Budapest is not a city you want to explore thirsty. And you won’t have to.
The sprawling capital of Hungary is an eclectic blend of old and new, the quaint and the modern, the chic and the downright dilapidated. Weaving through every street is an unmistakable charm that is palpable. Whether it be the colossus of the Hungarian Parliament, the many thermal baths, or the bronzed shoes along the bank of the Danube, Budapest is a city to be explored at a walking pace.
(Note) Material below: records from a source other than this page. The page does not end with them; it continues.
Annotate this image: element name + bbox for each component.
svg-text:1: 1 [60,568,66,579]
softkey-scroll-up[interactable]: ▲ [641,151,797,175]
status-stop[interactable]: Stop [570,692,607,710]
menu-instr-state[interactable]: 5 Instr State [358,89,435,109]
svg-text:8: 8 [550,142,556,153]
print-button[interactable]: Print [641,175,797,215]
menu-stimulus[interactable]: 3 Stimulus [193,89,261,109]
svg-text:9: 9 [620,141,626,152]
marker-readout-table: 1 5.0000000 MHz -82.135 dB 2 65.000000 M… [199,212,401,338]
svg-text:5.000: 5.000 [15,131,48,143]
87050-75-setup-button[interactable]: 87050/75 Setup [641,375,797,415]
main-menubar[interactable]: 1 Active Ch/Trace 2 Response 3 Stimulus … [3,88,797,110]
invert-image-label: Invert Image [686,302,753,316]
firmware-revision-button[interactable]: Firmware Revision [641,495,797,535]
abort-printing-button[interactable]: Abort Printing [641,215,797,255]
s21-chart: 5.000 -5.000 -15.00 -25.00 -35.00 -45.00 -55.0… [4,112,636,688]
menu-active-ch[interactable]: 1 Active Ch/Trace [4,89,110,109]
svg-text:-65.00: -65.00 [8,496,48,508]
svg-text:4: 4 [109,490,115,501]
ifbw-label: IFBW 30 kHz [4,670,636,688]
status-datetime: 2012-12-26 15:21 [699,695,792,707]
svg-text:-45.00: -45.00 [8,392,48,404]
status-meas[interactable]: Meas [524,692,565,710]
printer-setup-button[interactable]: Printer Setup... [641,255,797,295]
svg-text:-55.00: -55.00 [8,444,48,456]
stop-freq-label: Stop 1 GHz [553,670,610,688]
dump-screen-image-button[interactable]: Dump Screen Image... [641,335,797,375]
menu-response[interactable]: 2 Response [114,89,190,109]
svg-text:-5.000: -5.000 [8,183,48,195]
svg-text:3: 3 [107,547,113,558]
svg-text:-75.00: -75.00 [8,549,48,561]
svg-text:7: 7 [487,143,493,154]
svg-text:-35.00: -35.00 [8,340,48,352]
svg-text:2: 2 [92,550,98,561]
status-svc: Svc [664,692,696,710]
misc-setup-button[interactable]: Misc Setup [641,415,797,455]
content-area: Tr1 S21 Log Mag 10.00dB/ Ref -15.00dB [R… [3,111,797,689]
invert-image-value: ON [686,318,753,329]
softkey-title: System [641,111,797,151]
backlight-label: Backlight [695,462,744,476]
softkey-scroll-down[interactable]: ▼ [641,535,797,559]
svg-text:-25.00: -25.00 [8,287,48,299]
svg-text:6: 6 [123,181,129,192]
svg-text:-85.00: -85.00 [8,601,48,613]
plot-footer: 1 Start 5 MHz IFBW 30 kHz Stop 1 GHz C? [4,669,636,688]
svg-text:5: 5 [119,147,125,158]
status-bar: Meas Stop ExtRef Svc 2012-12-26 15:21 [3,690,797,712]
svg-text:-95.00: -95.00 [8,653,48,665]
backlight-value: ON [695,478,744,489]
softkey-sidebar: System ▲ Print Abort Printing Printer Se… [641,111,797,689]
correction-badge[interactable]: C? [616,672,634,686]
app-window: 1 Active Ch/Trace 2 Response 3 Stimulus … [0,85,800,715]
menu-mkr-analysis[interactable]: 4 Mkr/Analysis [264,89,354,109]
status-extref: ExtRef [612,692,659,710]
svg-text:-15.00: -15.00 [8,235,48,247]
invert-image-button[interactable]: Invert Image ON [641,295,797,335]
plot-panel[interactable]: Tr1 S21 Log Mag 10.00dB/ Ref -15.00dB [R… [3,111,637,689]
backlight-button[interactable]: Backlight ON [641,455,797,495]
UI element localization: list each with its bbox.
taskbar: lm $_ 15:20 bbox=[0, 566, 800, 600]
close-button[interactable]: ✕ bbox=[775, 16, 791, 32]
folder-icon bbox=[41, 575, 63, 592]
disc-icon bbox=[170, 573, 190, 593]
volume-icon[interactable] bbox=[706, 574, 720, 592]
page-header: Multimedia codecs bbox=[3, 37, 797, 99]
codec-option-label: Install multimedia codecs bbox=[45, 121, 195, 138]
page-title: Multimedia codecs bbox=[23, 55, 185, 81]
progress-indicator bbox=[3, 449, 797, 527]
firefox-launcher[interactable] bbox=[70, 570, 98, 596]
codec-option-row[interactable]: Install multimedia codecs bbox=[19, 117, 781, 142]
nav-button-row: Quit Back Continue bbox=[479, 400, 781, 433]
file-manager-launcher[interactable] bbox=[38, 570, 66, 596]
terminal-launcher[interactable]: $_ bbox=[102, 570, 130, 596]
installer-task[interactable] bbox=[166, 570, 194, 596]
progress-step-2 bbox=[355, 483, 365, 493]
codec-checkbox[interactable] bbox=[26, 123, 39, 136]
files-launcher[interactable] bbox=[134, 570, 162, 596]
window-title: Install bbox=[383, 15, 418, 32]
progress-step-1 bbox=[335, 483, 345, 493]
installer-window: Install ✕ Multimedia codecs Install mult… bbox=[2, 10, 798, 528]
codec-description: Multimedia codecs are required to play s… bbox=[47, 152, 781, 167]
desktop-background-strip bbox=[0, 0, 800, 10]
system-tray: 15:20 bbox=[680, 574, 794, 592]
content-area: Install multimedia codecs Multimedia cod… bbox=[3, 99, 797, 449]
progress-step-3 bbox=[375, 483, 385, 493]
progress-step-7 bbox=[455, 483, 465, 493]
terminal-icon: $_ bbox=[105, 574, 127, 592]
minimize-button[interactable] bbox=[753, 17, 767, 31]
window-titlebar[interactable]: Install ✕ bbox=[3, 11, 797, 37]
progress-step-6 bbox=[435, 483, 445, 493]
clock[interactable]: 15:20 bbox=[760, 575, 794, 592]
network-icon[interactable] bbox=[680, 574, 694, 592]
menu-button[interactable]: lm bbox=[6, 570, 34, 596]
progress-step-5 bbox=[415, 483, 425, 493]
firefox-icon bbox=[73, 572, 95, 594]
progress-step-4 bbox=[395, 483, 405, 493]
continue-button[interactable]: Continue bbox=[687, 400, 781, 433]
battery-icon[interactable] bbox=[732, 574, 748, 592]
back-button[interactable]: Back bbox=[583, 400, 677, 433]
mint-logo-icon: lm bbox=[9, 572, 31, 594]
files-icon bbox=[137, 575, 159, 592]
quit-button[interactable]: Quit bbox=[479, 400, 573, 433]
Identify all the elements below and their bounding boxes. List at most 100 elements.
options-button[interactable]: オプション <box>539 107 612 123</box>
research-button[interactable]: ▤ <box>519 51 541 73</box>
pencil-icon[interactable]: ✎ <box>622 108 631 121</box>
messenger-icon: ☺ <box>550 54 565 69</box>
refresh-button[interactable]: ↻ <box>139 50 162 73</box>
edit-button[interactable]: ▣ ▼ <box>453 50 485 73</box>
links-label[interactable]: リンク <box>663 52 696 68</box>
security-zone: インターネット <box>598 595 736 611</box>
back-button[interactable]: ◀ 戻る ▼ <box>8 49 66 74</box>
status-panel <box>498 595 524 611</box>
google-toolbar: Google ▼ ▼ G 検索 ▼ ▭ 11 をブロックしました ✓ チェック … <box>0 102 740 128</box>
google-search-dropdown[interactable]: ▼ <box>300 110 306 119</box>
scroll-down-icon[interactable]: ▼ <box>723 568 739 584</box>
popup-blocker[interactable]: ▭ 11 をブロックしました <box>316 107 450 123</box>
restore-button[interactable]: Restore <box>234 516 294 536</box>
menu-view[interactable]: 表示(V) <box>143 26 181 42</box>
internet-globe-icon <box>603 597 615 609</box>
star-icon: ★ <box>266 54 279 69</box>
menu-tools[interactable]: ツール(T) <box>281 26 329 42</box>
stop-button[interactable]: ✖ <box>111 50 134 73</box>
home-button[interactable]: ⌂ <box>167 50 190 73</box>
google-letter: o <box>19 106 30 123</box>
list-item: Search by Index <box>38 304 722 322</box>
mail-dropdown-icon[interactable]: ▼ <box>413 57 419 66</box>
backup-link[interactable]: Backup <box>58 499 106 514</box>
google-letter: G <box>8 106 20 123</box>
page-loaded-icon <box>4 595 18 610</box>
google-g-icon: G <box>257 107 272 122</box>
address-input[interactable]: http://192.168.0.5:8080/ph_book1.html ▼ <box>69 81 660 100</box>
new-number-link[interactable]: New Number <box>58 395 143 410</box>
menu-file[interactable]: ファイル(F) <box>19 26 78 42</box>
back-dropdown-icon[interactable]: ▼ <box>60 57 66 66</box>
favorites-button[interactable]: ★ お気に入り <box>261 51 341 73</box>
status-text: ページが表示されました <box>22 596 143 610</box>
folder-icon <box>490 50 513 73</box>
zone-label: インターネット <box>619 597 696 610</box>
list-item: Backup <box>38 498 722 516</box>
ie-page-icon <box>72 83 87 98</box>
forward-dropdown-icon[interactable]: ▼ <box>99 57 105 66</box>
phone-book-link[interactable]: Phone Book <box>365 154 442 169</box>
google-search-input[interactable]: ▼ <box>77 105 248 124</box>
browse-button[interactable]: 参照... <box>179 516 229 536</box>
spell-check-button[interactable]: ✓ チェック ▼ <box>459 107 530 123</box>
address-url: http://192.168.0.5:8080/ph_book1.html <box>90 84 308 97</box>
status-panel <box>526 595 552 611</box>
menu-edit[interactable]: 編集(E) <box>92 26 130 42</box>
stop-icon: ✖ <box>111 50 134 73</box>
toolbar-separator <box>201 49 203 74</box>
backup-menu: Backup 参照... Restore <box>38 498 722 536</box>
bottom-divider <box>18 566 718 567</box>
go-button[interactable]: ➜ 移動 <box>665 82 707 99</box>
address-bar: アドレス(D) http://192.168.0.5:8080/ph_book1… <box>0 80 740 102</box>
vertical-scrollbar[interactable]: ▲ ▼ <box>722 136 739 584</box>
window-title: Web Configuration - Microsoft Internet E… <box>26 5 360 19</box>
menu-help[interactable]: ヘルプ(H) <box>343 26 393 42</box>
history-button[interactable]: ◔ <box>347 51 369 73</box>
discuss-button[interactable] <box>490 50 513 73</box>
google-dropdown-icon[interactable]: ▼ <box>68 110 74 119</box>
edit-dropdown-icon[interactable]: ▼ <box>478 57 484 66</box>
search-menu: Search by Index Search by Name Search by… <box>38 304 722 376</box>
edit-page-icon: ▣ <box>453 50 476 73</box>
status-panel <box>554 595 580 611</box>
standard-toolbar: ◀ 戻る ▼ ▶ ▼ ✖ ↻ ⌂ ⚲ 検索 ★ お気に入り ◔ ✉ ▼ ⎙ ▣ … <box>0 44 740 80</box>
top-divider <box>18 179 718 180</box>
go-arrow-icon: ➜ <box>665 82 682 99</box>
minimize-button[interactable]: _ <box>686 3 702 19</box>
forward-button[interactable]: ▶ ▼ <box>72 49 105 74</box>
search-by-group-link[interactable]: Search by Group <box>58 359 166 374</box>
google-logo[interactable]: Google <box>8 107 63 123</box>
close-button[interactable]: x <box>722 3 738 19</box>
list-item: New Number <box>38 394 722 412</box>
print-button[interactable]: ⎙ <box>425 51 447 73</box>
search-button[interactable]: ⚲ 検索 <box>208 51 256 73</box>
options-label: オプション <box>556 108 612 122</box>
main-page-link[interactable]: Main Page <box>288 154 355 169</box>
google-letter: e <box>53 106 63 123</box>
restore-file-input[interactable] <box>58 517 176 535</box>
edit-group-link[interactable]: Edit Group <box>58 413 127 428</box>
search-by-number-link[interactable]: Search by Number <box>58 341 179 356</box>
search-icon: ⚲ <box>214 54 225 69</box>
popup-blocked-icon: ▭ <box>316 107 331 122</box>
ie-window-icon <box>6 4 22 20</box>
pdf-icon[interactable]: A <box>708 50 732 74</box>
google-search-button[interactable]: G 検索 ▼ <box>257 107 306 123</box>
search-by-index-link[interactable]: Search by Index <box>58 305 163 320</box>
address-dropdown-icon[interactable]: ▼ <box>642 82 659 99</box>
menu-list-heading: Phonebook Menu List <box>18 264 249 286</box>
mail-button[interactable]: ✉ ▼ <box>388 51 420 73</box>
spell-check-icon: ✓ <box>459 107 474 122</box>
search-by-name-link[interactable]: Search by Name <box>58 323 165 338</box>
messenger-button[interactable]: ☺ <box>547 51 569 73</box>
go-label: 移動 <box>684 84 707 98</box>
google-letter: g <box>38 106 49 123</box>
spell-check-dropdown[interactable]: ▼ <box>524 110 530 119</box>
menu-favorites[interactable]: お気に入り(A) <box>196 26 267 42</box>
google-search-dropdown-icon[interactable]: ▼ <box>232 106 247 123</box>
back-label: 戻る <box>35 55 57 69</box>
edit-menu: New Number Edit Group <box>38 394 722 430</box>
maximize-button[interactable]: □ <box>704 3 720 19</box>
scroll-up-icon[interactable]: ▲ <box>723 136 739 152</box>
This seems like an appropriate time to mention that upon strolling out of the station, having been in Budapest for all of seven minutes, Shaunna and I decided to walk to the Buda side of the river (as Buda and Pest denote the east and west sides of the Danube respectfully) fully laden with backpacks and smelling like a non-air conditioned train car. It must also be said that the day was hot–and I mean the kind of heat that makes you question wearing pants in a city where no one knows you.
And then we saw it. A ruin bar.
So here’s the deal: Scattered throughout Budapest are neglected pre-war buildings that have been beautifully vandalized with a hodgepodge of graffiti, stickers, spray paint, plants, Christmas lights, and general randomness that doesn’t stop at using a toilet for a chair.
But the best part is that these ruin bars serve cold, free flowing beer to hot, exhausted, backpack-carrying Canadians, and as it turns out, to many other thirsty patrons as well.
So put a ruin pub on your list between the gorgeous Matthias Church and the unforgettable House of Terror. The busy, ramshackle beauty is remarkable; it’s something you don’t want to miss.
And remember, it’s pronounced “Buda-pesht”.